In operation, when drilling a drainage well 110, an electromagnetic telemetry tool 112 may be deployed as part of the BHA. The transmitted signal from electromagnetic telemetry tool 112 is detected by receivers 106 in appraisal well 101, relayed by cable 102 to wellhead 104, and re-transmitted to a surface location. The surface location can be any desired location; the term is intended to encompass any location remote from the electronic control system 108. This process is illustrated in the flowchart of
The standard telemetry used to re-broadcast the MWD telemetry signals from the seabed to the surface may also be used for downlinking operations. In the case where downlinking is needed, a command sent to electronics control system 108 causes electronic control system 108 to send power downhole and a current is injected, for example, between one of the electrodes 106 and an electric ground (e.g., casing) or across two electrodes 106. For example, in an uncased hole, two or more spaced electrodes 106 can be used. In a partially cased well, one electrode placed below the casing and the casing itself will serve. In a cased well, an insulated gap may be built into the casing string and the separated portions of casing can be used. The resulting electric field in the formation is sensed by electromagnetic telemetry tool 112 and the command passed on to the MWD tool.

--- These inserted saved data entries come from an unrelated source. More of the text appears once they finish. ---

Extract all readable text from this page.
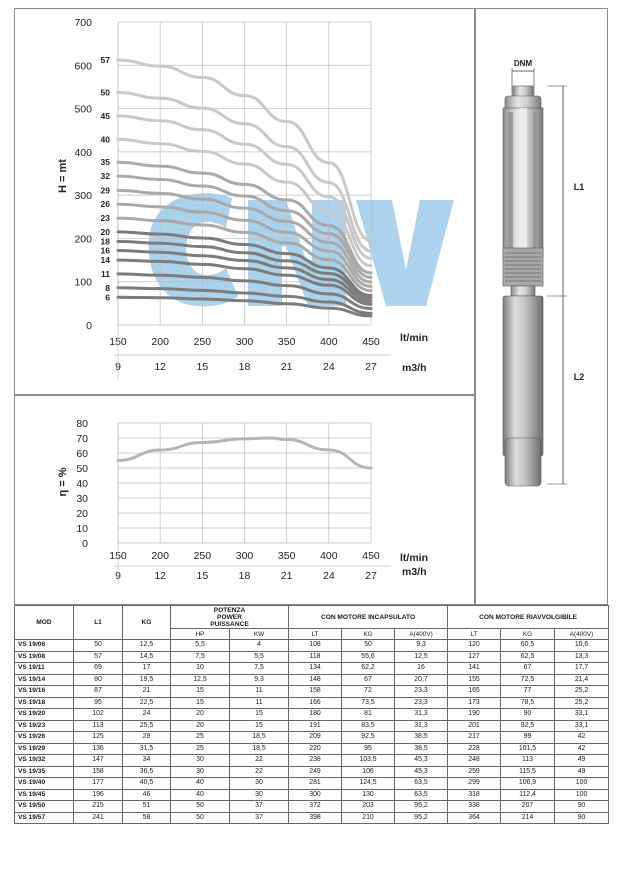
0
100
200
300
400
500
600
700
150
9
200
12
250
15
300
18
350
21
400
24
450
27
57
50
45
40
35
32
29
26
23
20
18
16
14
11
8
6
H = mt
lt/min
m3/h
0
10
20
30
40
50
60
70
80
150
9
200
12
250
15
300
18
350
21
400
24
450
27
η = %
lt/min
m3/h
DNM
L1
L2
MOD	L1	KG	POTENZA
POWER
PUISSANCE		CON MOTORE INCAPSULATO			CON MOTORE RIAVVOLGIBILE		
			HP	KW	LT	KG	A(400V)	LT	KG	A(400V)
VS 19/06	50	12,5	5,5	4	108	50	9,3	120	60,5	10,6
VS 19/08	57	14,5	7,5	5,5	118	55,6	12,5	127	62,5	13,3
VS 19/11	69	17	10	7,5	134	62,2	16	141	67	17,7
VS 19/14	80	19,5	12,5	9,3	148	67	20,7	155	72,5	21,4
VS 19/16	87	21	15	11	158	72	23,3	165	77	25,2
VS 19/18	95	22,5	15	11	166	73,5	23,3	173	78,5	25,2
VS 19/20	102	24	20	15	180	81	31,3	190	90	33,1
VS 19/23	113	25,5	20	15	191	83,5	31,3	201	92,5	33,1
VS 19/26	125	29	25	18,5	209	92,5	38,5	217	99	42
VS 19/29	136	31,5	25	18,5	220	95	38,5	228	101,5	42
VS 19/32	147	34	30	22	238	103,5	45,3	248	113	49
VS 19/35	158	36,5	30	22	249	106	45,3	259	115,5	49
VS 19/40	177	40,5	40	30	281	124,5	63,5	299	106,9	100
VS 19/45	196	46	40	30	300	130	63,5	318	112,4	100
VS 19/50	215	51	50	37	372	203	95,2	338	207	90
VS 19/57	241	58	50	37	398	210	95,2	364	214	90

If desired, the system could operate in a full duplex mode, for instance, by operating at different frequencies for transmitting and receiving. Data or commands may be encoded using, for example, frequency, phase, or amplitude modulation, or a combination of those. That is, the signal can be modulated to encode data using, for example, methods known in digital communications. The uplink and downlink modes could be operated simultaneously or sequentially.
The investment corresponding to the installation of the permanent receivers 106 may be amortized over the entire development. This technique would be adaptable to high pressure, high temperature (HPHT) fields in that the electromagnetic telemetry system is much simpler than a mud pulse telemetry system, and therefore more likely to be reliable in a HPHT application.
This description is intended for purposes of illustration only and should not be construed in a limiting sense. The scope of this invention should be determined only by the language of the claims that follow. The term “comprising” within the claims is intended to mean “including at least” such that the recited listing of elements in a claim are an open group. “A,” “an” and other singular terms are intended to include the plural forms thereof unless specifically excluded. While the invention has been described with respect to a limited number of embodiments, those skilled in the art, having benefit of this disclosure, will appreciate that other embodiments can be envisioned that do not depart from the scope of the invention as disclosed herein.